All servicemembers must be either on base or in a residence between 1 a.m. and 5 a.m. and must also refrain from drinking off base between midnight and 5 a.m., according to USFJ’s liberty policy.
The liberty policy, while unpopular among servicemembers, is credited by commands with reducing crime and preserving political relations with Japan.
Two visiting sailors were arrested for raping a woman on Okinawa in 2012, an incident which stoked tensions on the island and led to liberty restrictions for servicemembers of all ranks.
The two sailors later pleaded guilty and were sentenced to 10 and nine years in Japanese prison.
While restrictions were loosened in other parts of Japan, Okinawa servicemembers remained barred from drinking off base at bars and were limited to two drinks with meals at restaurants until December.
Ten active-duty servicemembers were arrested on Okinawa in both 2013 and 2014, down from 37 in 2012, according to Okinawa Prefectural Police statistics.
Only one servicemember in 2014 was arrested for a class of “heinous crimes” that include murder, rape, robbery and arson.
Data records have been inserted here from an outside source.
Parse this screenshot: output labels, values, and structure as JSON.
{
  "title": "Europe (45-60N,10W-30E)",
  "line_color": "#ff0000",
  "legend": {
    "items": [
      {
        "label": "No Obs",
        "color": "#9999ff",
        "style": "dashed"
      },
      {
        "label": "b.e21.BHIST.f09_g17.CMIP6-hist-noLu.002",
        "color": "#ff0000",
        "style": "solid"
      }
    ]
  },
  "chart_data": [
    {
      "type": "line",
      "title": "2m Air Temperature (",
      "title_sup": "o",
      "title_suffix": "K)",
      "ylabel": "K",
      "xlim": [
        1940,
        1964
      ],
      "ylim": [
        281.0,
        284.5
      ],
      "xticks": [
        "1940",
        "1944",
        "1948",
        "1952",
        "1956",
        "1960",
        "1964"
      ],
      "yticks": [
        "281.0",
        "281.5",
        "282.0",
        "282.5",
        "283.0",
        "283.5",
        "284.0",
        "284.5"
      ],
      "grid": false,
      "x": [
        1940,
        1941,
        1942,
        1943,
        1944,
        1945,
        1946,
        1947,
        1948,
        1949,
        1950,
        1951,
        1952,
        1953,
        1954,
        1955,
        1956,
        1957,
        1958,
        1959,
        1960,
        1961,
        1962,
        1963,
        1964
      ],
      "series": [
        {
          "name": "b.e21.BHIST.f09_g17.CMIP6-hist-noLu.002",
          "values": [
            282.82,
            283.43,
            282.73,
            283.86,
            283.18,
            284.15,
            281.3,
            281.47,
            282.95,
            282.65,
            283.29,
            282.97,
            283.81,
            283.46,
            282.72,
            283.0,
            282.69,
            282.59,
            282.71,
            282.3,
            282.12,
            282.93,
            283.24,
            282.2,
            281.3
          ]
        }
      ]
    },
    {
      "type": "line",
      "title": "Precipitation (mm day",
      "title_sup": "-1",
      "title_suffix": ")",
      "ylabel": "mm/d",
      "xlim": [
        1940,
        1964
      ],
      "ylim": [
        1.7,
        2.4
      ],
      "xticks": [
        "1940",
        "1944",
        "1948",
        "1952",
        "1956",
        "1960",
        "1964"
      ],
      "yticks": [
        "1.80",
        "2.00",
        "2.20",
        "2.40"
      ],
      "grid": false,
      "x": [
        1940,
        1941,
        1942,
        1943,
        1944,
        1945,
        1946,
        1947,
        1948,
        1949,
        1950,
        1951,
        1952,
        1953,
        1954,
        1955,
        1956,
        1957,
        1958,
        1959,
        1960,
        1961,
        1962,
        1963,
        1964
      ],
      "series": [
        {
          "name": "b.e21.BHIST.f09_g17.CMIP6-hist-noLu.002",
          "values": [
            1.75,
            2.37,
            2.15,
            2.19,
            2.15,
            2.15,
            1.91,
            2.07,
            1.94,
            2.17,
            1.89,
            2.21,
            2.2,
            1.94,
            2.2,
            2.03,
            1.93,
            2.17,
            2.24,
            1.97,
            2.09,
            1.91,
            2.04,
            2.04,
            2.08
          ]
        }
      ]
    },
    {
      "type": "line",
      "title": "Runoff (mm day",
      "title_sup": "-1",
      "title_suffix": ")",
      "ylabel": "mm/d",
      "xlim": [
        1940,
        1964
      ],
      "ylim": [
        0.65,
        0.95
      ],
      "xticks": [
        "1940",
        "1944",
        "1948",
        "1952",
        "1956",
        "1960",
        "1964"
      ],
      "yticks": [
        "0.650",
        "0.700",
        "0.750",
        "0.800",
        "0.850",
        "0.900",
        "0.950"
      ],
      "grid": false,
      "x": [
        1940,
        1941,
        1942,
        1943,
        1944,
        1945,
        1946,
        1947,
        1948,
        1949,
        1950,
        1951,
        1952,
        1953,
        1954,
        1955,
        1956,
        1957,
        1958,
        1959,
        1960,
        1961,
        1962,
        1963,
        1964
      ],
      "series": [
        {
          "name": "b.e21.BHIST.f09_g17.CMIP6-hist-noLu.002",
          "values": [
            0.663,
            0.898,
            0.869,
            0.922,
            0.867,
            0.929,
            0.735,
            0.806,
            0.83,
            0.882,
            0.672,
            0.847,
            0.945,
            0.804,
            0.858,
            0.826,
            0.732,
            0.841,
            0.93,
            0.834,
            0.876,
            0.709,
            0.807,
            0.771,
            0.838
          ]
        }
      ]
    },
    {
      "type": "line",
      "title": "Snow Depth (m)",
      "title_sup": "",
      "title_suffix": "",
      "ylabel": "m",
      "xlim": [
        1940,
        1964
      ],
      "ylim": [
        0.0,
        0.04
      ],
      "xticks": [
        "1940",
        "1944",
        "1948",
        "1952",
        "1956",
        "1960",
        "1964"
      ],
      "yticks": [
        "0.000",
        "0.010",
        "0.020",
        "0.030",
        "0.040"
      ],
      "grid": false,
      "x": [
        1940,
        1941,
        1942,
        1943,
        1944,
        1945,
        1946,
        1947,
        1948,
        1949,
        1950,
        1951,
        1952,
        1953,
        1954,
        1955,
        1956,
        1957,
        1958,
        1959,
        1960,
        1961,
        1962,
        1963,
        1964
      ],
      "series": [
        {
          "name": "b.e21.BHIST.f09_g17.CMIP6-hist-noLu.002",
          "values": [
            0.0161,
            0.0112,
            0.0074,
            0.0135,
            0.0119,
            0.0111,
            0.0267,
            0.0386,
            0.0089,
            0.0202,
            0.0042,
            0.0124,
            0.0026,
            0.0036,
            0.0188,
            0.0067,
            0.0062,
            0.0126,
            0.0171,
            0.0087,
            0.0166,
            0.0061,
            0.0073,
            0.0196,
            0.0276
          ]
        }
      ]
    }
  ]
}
The one case, which involved a rape charge, was later dropped by prosecutors.
Okinawa, an island of about 1.4 million people, is home to more than half of all U.S. forces in Japan. Military officials prize the island for its strategic location in the Asia-Pacific region, but many residents have called for Japan and the United States to reduce the military’s footprint.
A bilateral agreement is slated to eventually rebase thousands of Marines on the U.S. territory of Guam, pending a series of construction projects planned for the island.